Since John Harbaugh took the reins of the Baltimore Ravens four years ago, his teams have won 43 regular season games and picked up five playoff wins. They captured their first AFC North title a year ago. But the one thing they don’t have is a Super Bowl trip. The last two years have seen playoff losses in Pittsburgh and New England that took ripping the hearts out of a fan base and raised it to an art form. The debate now is whether the Ravens’ window of opportunity has closed. TheSportsNotebook takes a closer look as we begin the final countdown to the regular season opener…
OFFENSE: Age is a factor at a lot of spots on this team and we have to begin with the offensive line. Matt Birk was a quality center last year, but he’s 36. Bobbie Williams at left guard is 35 and Bryant McKinnie at left tackle is the spring chicken of that side of the line at 32. More important, neither Williams nor McKinnie is a standout player, though both have been functionable. On the other side Marshall Yanda is a standout at right guard. Tackle Michael Oher—shifted away from the blind side in spite of his being the focal point of the movie by that same name—ha s talent and run-blocking sills, but scouts criticize his lack of ability to recover in pass protection if he loses the initial hit.

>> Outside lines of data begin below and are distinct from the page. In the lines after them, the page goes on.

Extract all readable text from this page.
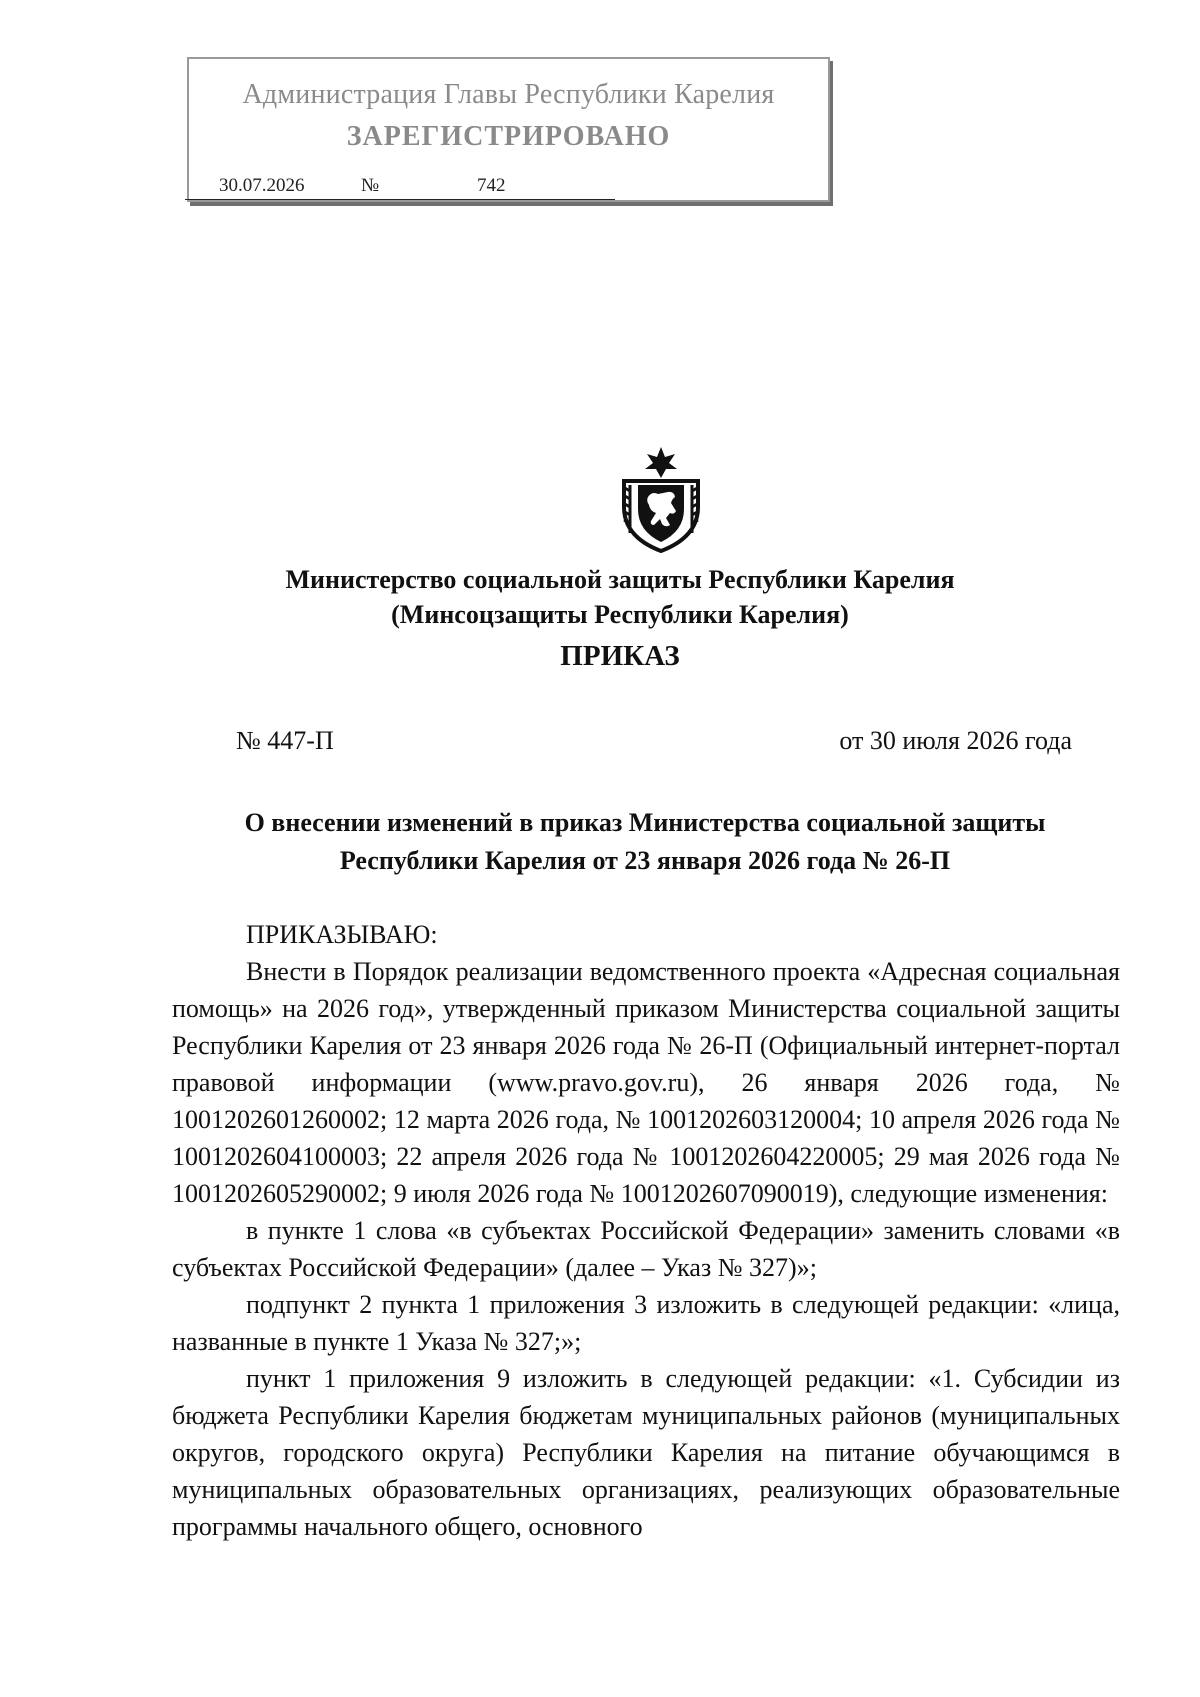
Администрация Главы Республики Карелия
ЗАРЕГИСТРИРОВАНО
30.07.2026	№	742
Министерство социальной защиты Республики Карелия
(Минсоцзащиты Республики Карелия)
ПРИКАЗ
№ 447-П	от 30 июля 2026 года
О внесении изменений в приказ Министерства социальной защиты
Республики Карелия от 23 января 2026 года № 26-П

ПРИКАЗЫВАЮ:

Внести в Порядок реализации ведомственного проекта «Адресная социальная помощь» на 2026 год», утвержденный приказом Министерства социальной защиты Республики Карелия от 23 января 2026 года № 26-П (Официальный интернет-портал правовой информации (www.pravo.gov.ru), 26 января 2026 года, № 1001202601260002; 12 марта 2026 года, № 1001202603120004; 10 апреля 2026 года № 1001202604100003; 22 апреля 2026 года № 1001202604220005; 29 мая 2026 года № 1001202605290002; 9 июля 2026 года № 1001202607090019), следующие изменения:

в пункте 1 слова «в субъектах Российской Федерации» заменить словами «в субъектах Российской Федерации» (далее – Указ № 327)»;

подпункт 2 пункта 1 приложения 3 изложить в следующей редакции: «лица, названные в пункте 1 Указа № 327;»;

пункт 1 приложения 9 изложить в следующей редакции: «1. Субсидии из бюджета Республики Карелия бюджетам муниципальных районов (муниципальных округов, городского округа) Республики Карелия на питание обучающимся в муниципальных образовательных организациях, реализующих образовательные программы начального общего, основного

Joe Flacco might have answered all the questions that linger about his big-game capacity if only Lee Evans had hung on to a game-winning pass in the end zone at the end of last year’s AFC Championship Game. Instead, Evans dropped the ball, Billy Cundiff shanked the ensuing field goal and while Flacco got praise for outplaying Tom Brady, don’t expect anyone to remember if the Ravens’ quarterback can’t get to a Super Bowl soon.
The offense is built around Ray Rice, who racked up over 1,300 yards in rushing and is an excellent receiver out of the backfield. And while the receiving corps is not great, the combo of possession receiver Anquan Boldin and downfield threat Torrey Smith have given Flacco two good targets. The team could use someone to step up as a third receiver, but no obvious candidate exists, nor has Baltimore been able to adequately replace Todd Heap at tight end.
DEFENSE: The Baltimore defense won’t be what it used to be this season. The linebackers are at the heart of the 3-4 scheme and the Ravens are very weak on the outside and one of the inside spots. The one strength is, of course, Ray Lewis—who happens to be 37 years old. Then you go to the defensive backfield and while free safety Ed Reed is still 33 years old and as good as there is when healthy, his health is far from a given. The best player on the defense these days is Haloti Ngata, the defensive end. But the system played doesn’t really free Ngata up and he only had five sacks last year. So where will the big plays come from?
Baltimore’s going to hope Lardarius Webb, their emerging corner can take care of top receivers one-on-one. This is going to be necessary, because Cary Williams is a weak link on the other corner and Reed will need to shade that side of the field to help. Bernard Pollard is a rock solid at strong safety—not a great player, but very good and no real weaknesses in his game.
LAS VEGAS OVER/UNDER WIN PROJECTION: 10— I think the Ravens have hit the end of the line and have no hesitation on going Under,even if they’ve won at least 11 games in three of Harbaugh’s four years.